Right, but for any point source this is effect is going to vary spatially. That's why you can't make one speaker totally cancel out another speaker over a whole room.
It's interesting to think of 'cancellation' in different mediums. Waves in physical space. Radio in electromagnetism. And now 'computed' waves cancel each other too.
Since it would have more general applicability, I am curious how effective could the noise-cancelling-like method could be? What would be the constraints on its effectiveness?
That's not really what happens in noise-cancelling headphones. The transforms required are fairly complex, simple mixing is a long way from what is required to achieve good results.
The transforms aren't complex... They're inverted. What's complex is getting the timing right (can only occur at a fixed distance from the ear so they can delay the generated canceling waves appropriately).
It's just wave addition. -1 + 1, occurring at the same time, is 0.
> The transforms aren't complex... They're inverted.
Again, It's not that simple. Most ANC headphones use a digital feed-forward control system using a variant of the LMS algorithm to provide coefficients to an adaptive FIR filter(s). Generally you also have to apply additional filters to model the loudspeaker / system response. Better systems will use a hybrid analog/digital approach, either way, there is a lot more to it than 'invert the mic signal and add'.
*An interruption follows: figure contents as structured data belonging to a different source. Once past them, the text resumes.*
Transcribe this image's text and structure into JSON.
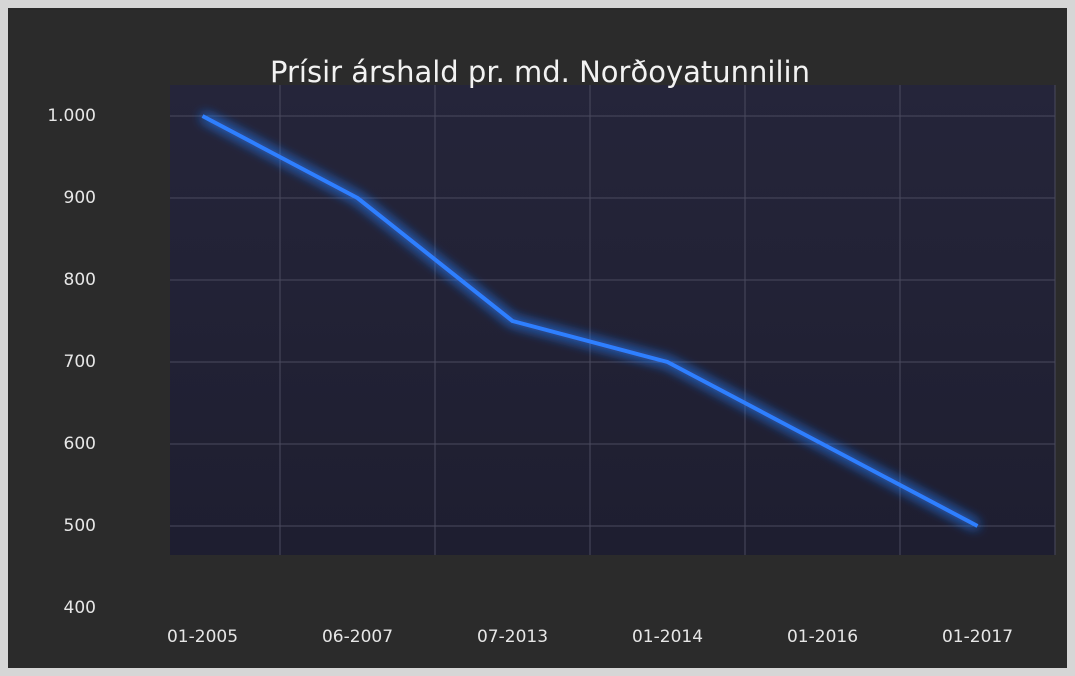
{
  "chart_data": {
    "type": "line",
    "title": "Prísir árshald pr. md. Norðoyatunnilin",
    "categories": [
      "01-2005",
      "06-2007",
      "07-2013",
      "01-2014",
      "01-2016",
      "01-2017"
    ],
    "values": [
      1000,
      900,
      750,
      700,
      600,
      500
    ],
    "color": "#2f7fff",
    "ylim": [
      400,
      1000
    ],
    "yticks": [
      400,
      500,
      600,
      700,
      800,
      900,
      {
        "value": 1000,
        "label": "1.000"
      }
    ],
    "grid": true
  }
}
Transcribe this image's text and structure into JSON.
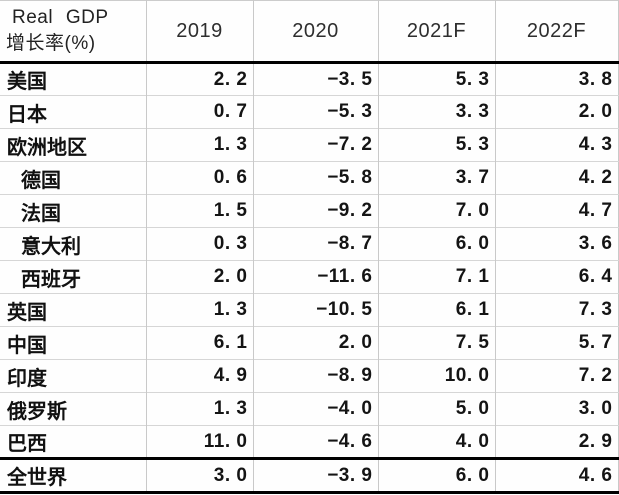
{
  "table": {
    "header": {
      "title_line1": "Real GDP",
      "title_line2": "增长率(%)",
      "columns": [
        "2019",
        "2020",
        "2021F",
        "2022F"
      ]
    },
    "rows": [
      {
        "label": "美国",
        "indent": false,
        "total": false,
        "values": [
          "2.2",
          "-3.5",
          "5.3",
          "3.8"
        ]
      },
      {
        "label": "日本",
        "indent": false,
        "total": false,
        "values": [
          "0.7",
          "-5.3",
          "3.3",
          "2.0"
        ]
      },
      {
        "label": "欧洲地区",
        "indent": false,
        "total": false,
        "values": [
          "1.3",
          "-7.2",
          "5.3",
          "4.3"
        ]
      },
      {
        "label": "德国",
        "indent": true,
        "total": false,
        "values": [
          "0.6",
          "-5.8",
          "3.7",
          "4.2"
        ]
      },
      {
        "label": "法国",
        "indent": true,
        "total": false,
        "values": [
          "1.5",
          "-9.2",
          "7.0",
          "4.7"
        ]
      },
      {
        "label": "意大利",
        "indent": true,
        "total": false,
        "values": [
          "0.3",
          "-8.7",
          "6.0",
          "3.6"
        ]
      },
      {
        "label": "西班牙",
        "indent": true,
        "total": false,
        "values": [
          "2.0",
          "-11.6",
          "7.1",
          "6.4"
        ]
      },
      {
        "label": "英国",
        "indent": false,
        "total": false,
        "values": [
          "1.3",
          "-10.5",
          "6.1",
          "7.3"
        ]
      },
      {
        "label": "中国",
        "indent": false,
        "total": false,
        "values": [
          "6.1",
          "2.0",
          "7.5",
          "5.7"
        ]
      },
      {
        "label": "印度",
        "indent": false,
        "total": false,
        "values": [
          "4.9",
          "-8.9",
          "10.0",
          "7.2"
        ]
      },
      {
        "label": "俄罗斯",
        "indent": false,
        "total": false,
        "values": [
          "1.3",
          "-4.0",
          "5.0",
          "3.0"
        ]
      },
      {
        "label": "巴西",
        "indent": false,
        "total": false,
        "values": [
          "11.0",
          "-4.6",
          "4.0",
          "2.9"
        ]
      },
      {
        "label": "全世界",
        "indent": false,
        "total": true,
        "values": [
          "3.0",
          "-3.9",
          "6.0",
          "4.6"
        ]
      }
    ],
    "colors": {
      "grid_line": "#c9c9c9",
      "heavy_line": "#000000",
      "text": "#141414",
      "background": "#ffffff"
    }
  },
  "chart_data": {
    "type": "table",
    "title": "Real GDP 增长率(%)",
    "categories": [
      "2019",
      "2020",
      "2021F",
      "2022F"
    ],
    "series": [
      {
        "name": "美国",
        "values": [
          2.2,
          -3.5,
          5.3,
          3.8
        ]
      },
      {
        "name": "日本",
        "values": [
          0.7,
          -5.3,
          3.3,
          2.0
        ]
      },
      {
        "name": "欧洲地区",
        "values": [
          1.3,
          -7.2,
          5.3,
          4.3
        ]
      },
      {
        "name": "德国",
        "values": [
          0.6,
          -5.8,
          3.7,
          4.2
        ]
      },
      {
        "name": "法国",
        "values": [
          1.5,
          -9.2,
          7.0,
          4.7
        ]
      },
      {
        "name": "意大利",
        "values": [
          0.3,
          -8.7,
          6.0,
          3.6
        ]
      },
      {
        "name": "西班牙",
        "values": [
          2.0,
          -11.6,
          7.1,
          6.4
        ]
      },
      {
        "name": "英国",
        "values": [
          1.3,
          -10.5,
          6.1,
          7.3
        ]
      },
      {
        "name": "中国",
        "values": [
          6.1,
          2.0,
          7.5,
          5.7
        ]
      },
      {
        "name": "印度",
        "values": [
          4.9,
          -8.9,
          10.0,
          7.2
        ]
      },
      {
        "name": "俄罗斯",
        "values": [
          1.3,
          -4.0,
          5.0,
          3.0
        ]
      },
      {
        "name": "巴西",
        "values": [
          11.0,
          -4.6,
          4.0,
          2.9
        ]
      },
      {
        "name": "全世界",
        "values": [
          3.0,
          -3.9,
          6.0,
          4.6
        ]
      }
    ]
  }
}
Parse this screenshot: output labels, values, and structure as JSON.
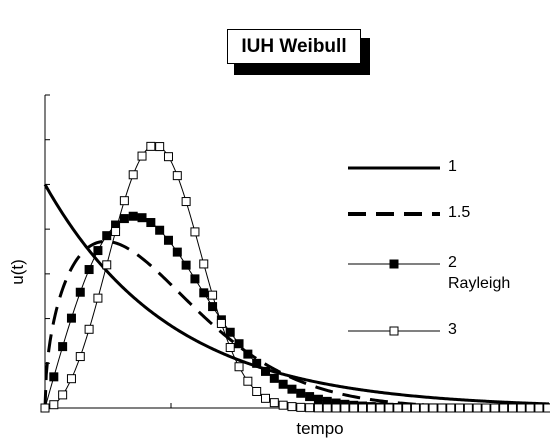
{
  "chart_data": {
    "type": "line",
    "title": "IUH Weibull",
    "xlabel": "tempo",
    "ylabel": "u(t)",
    "xlim": [
      0,
      4
    ],
    "ylim": [
      0,
      1.4
    ],
    "grid": false,
    "legend_position": "right",
    "legend": [
      {
        "label": "1",
        "sublabel": ""
      },
      {
        "label": "1.5",
        "sublabel": ""
      },
      {
        "label": "2",
        "sublabel": "Rayleigh"
      },
      {
        "label": "3",
        "sublabel": ""
      }
    ],
    "series": [
      {
        "name": "1",
        "shape_k": 1,
        "style": "solid-thick",
        "marker": "none"
      },
      {
        "name": "1.5",
        "shape_k": 1.5,
        "style": "dashed-thick",
        "marker": "none"
      },
      {
        "name": "2",
        "shape_k": 2,
        "style": "solid-thin",
        "marker": "filled-square"
      },
      {
        "name": "3",
        "shape_k": 3,
        "style": "solid-thin",
        "marker": "open-square"
      }
    ]
  }
}
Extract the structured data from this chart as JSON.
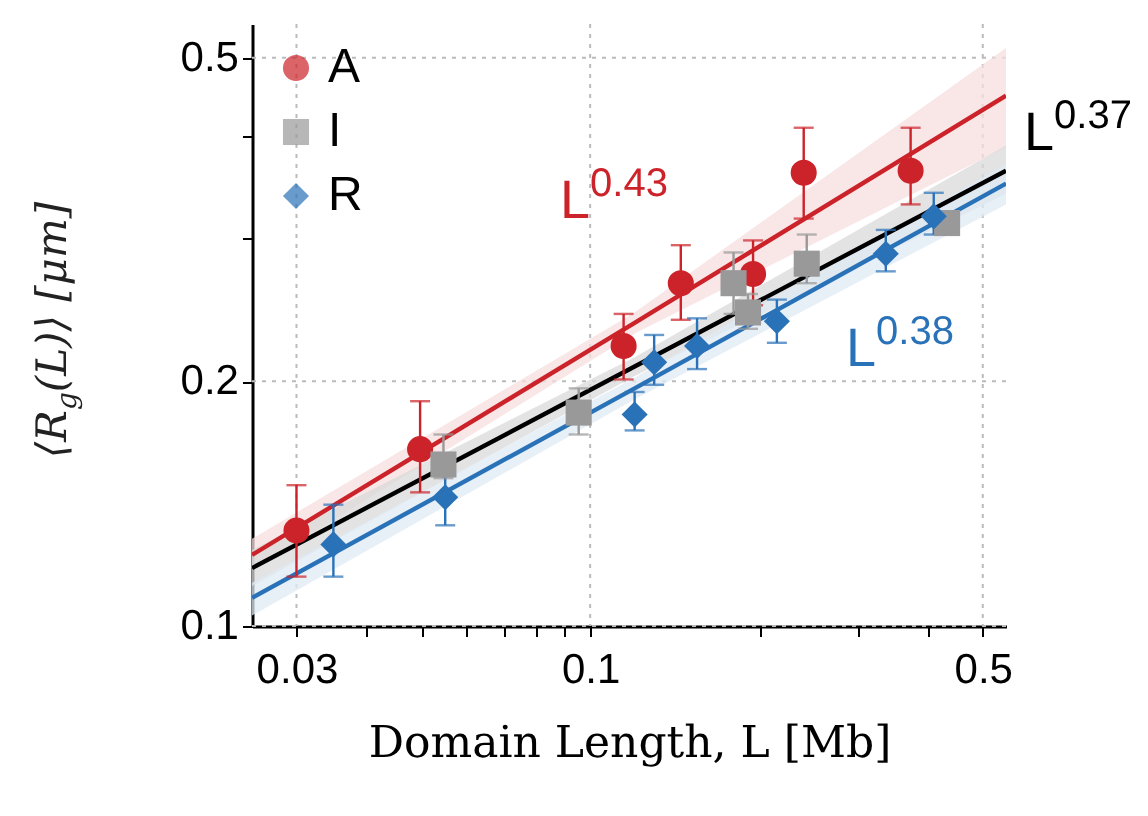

The reason that ANC headphones didn't really exist until recently is that sufficiently high performance yet low power DSPs were needed to perform the necessary computations.
Thanks for the correction. I assume that the simple
v(t) + -1*v(t) = 0
approach is unworkable because you can't generate the canceling signal (-1 * v(t)) fast enough? By the time you have received it, amplified it, and played it back, it's too late? So you need a predictive approach.
It's more that sound waves aren't simple 1D sine waves varying over time. Sound is a 3D pressure field varying over time. A single microphone on the outside of the can doesn't give you a full picture of what noise is entering the inside of the headphone. The nature of the noise, the headphone fit on the user's head, even the shape of the user's ears can all influence what the noise field looks like inside the headphones. ANC headphones use 1-3 microphones on the outside and 1 or more microphones inside the can. The DSP makes a guess as to what it should do based on the signal from the outside microphones, then has to make corrections based on what the internal microphones hear, all of this while filtering out your music signal (which the microphones also pick up) so it knows what is noise and what isn't. This is why the system can't be instantaneous, the overall system response is time varying, so the correction filters have to be adaptive. It's also why they do a really good job at blocking continuous noise that they can zero in on an ideal correction for over time, e.g. aircraft cabin noise, but don't do a great job with 'spiky' sounds, like speech.
And if an artist releases instrumental or a capella versions of their track, you can usually use this to get the other. Only works if they're exactly the same as the original of course.
Another trick is to invert one of the stereo channels and add it to the other one: this eliminates everything that was mixed in with neutral pan. That's typically where the voice is. It will also remove e.g the drum kick, but this can be salvaged with a low-pass filter. Note that you end up with a mono track.
While on the subject of these tricks -- disconnect the ground from the audio out, and tie the speaker grounds together. This causes the speakers to use each other as ground, which in effect causes the middle voice to cancel out.